Don’t fall into the megapixel trap. A cell phone’s camera is no better than another just because it has more megapixels, other factors such as the size of the sensor or the efficiency of artificial intelligence in processing the image are far more important than squeezing pixels as if they were on. bathing its a beach Benidorm.
The struggle to have more megapixels in a camera as a way to quantify photographic quality is not new, but it is not real as many others influence that quality decisive factors that can ruin the photos you take with your smartphone.
Throughout the year I have tried many, many cell phones and I have been able to verify for myself that the irrelevance of a camera with 200 Mpx – like that of the Xiaomi 12T Pro – or 48 Mpx if there is no set of factors behind that figure.
Ultimately, math and physics conspire to paint marketing departments in a bad light, earning a standing ovation for turning the irrelevant into the essential.
12 Mpx, the magic number for mobile photography
Have you ever wondered why some of the best phones of 2022 only have 12 Mpx cameras?
I’m talking about models like the Samsung Galaxy S22, like the iPhone 14 or like the Sony Xperia 5 IV. They all have 12-megapixel cameras and compete – and in most cases far outperform – with phones with 108 or 200 Mpx cameras. The secret is that even those phones with hundreds of megapixel cameras eventually deliver 12 Mpx photos.

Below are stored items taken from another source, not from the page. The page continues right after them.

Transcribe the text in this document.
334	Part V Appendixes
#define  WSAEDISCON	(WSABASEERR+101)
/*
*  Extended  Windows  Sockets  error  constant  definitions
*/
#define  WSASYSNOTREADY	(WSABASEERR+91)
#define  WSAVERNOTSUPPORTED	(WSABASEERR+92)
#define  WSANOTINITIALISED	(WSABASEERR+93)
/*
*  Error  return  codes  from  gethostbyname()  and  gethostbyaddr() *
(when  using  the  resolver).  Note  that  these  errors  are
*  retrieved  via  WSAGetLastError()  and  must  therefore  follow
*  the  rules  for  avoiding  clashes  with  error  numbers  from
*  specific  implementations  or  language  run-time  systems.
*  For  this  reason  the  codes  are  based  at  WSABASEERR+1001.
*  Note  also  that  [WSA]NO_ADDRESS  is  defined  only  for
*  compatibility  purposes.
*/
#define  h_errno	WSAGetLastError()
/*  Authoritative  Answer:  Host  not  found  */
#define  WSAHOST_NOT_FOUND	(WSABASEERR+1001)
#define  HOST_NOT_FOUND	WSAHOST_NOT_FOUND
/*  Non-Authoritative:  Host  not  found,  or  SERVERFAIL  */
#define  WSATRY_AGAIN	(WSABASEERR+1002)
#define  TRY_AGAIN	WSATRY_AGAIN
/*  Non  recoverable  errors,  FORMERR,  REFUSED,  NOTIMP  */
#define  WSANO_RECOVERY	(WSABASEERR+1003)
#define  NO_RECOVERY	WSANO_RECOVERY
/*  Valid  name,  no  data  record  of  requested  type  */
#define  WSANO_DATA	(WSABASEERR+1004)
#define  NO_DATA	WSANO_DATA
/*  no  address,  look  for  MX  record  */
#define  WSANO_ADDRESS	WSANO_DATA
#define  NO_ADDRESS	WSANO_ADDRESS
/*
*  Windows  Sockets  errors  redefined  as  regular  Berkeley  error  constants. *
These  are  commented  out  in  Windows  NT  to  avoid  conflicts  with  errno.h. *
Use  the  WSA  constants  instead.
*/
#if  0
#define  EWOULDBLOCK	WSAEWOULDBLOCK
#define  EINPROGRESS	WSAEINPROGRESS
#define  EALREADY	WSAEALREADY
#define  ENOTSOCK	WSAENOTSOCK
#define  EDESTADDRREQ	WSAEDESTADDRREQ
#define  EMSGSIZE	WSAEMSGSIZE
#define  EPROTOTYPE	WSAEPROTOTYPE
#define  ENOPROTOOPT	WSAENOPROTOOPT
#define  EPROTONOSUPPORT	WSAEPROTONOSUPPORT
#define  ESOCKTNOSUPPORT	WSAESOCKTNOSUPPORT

There is a technology called pixel binning which sounds awful in english cool, but it is actually a simple pixel binning where the sensor driver groups adjacent pixels by registering the group information as a unit. Union create strength.
In this way, a 108 Mpx sensor is able to reorganize its pixels into groups of 3 pixels vertically and 3 pixels horizontally, forming a “large super pixel” with 9 small pixels that capture more light than working individually.
Surprise! If the math doesn’t lie, the result is a 12 Mpx photo (108 Mpx/9 pixels=12 Mpx). So many laps to finally have the same megapixels as a mobile with a 48 Mpx sensorlike that of the iPhone 14 Pro, which applies a 4 pixel binning to get that magical 12 Mpx.
Whatever they say, size matters
The law of 12 showed us that really the number of pixels is not the most important if eventually they need to be grouped together to form one with a larger size. Which brings us to the second question: the sensor size and pixel density. Here lies the crux of the matter.
The larger the base on which the pixels are arranged, the larger those pixels can be, eliminating the need to group them together as the camera has a lot of work to do to keep us looking fresh in the morning selfies.
The sensor size: It’s one of those data that usually goes unnoticed in camera specs and that is, 48Mpx of course isn’t the same on a thin sensor as it is on a nearly 1″ sensor with pixels the size of fists.
If you look at it more graphically, imagine that you put 12 friends in your room, and now imagine the same situation with 48 friends, and that in order to be quite wide and not take up so much space, each of them 4 friends on a piggyback had to carry his back. Hey, I have a terrible lower back for those efforts and I guess the pixels aren’t for those jogging either.
It doesn’t matter the sensor, but how you use it
We have already seen that when determining the photographic quality of a smartphone, one has to take into account not only the number of megapixels, but also the pixel size and sensor size. That as far as the hardware is concerned. But what about software, nobody thinks about software?
The image processing It is decisive in today’s mobile photography. is what they call computational photography and hide your bad heart rate, lack of light or make you look like a Hollywood star photographed with a thousands of dollar camera instead of being a selfie in the elevator. Almost a miracle, wow.
Not all photo processing systems are the same, nor do they all use the same thing. I have been able to verify it with my own eyes when analyzing several mobile phones that mount the same sony imx766 sensor -one of the best current sensors and by far my favorite- but then again depending on the processing it has produced very different results.
For example, I liked the photo processing I saw on the realme 9 Pro+ or the Oppo Find X5 Pro, but there was room for improvement on other models like the OnePlus Nord 2T or the Nothing Phone (1). What is better proof of? importance of computational photography then take pictures with the same sensor and get such different results.
These algorithms depend on whether the colors look vibrant and bright or dull, whether the cropping in portraits is spectacular or whether you look like a doll glued to cardboard, or, almost more importantly, whether the photos have detail and texture or look like a painted painting. with watercolor.
Surely, the 200 Mpx matters, but not as much as they want to sell us of the marketing departments. The truth is out there and you just need to snap a picture of it to see it.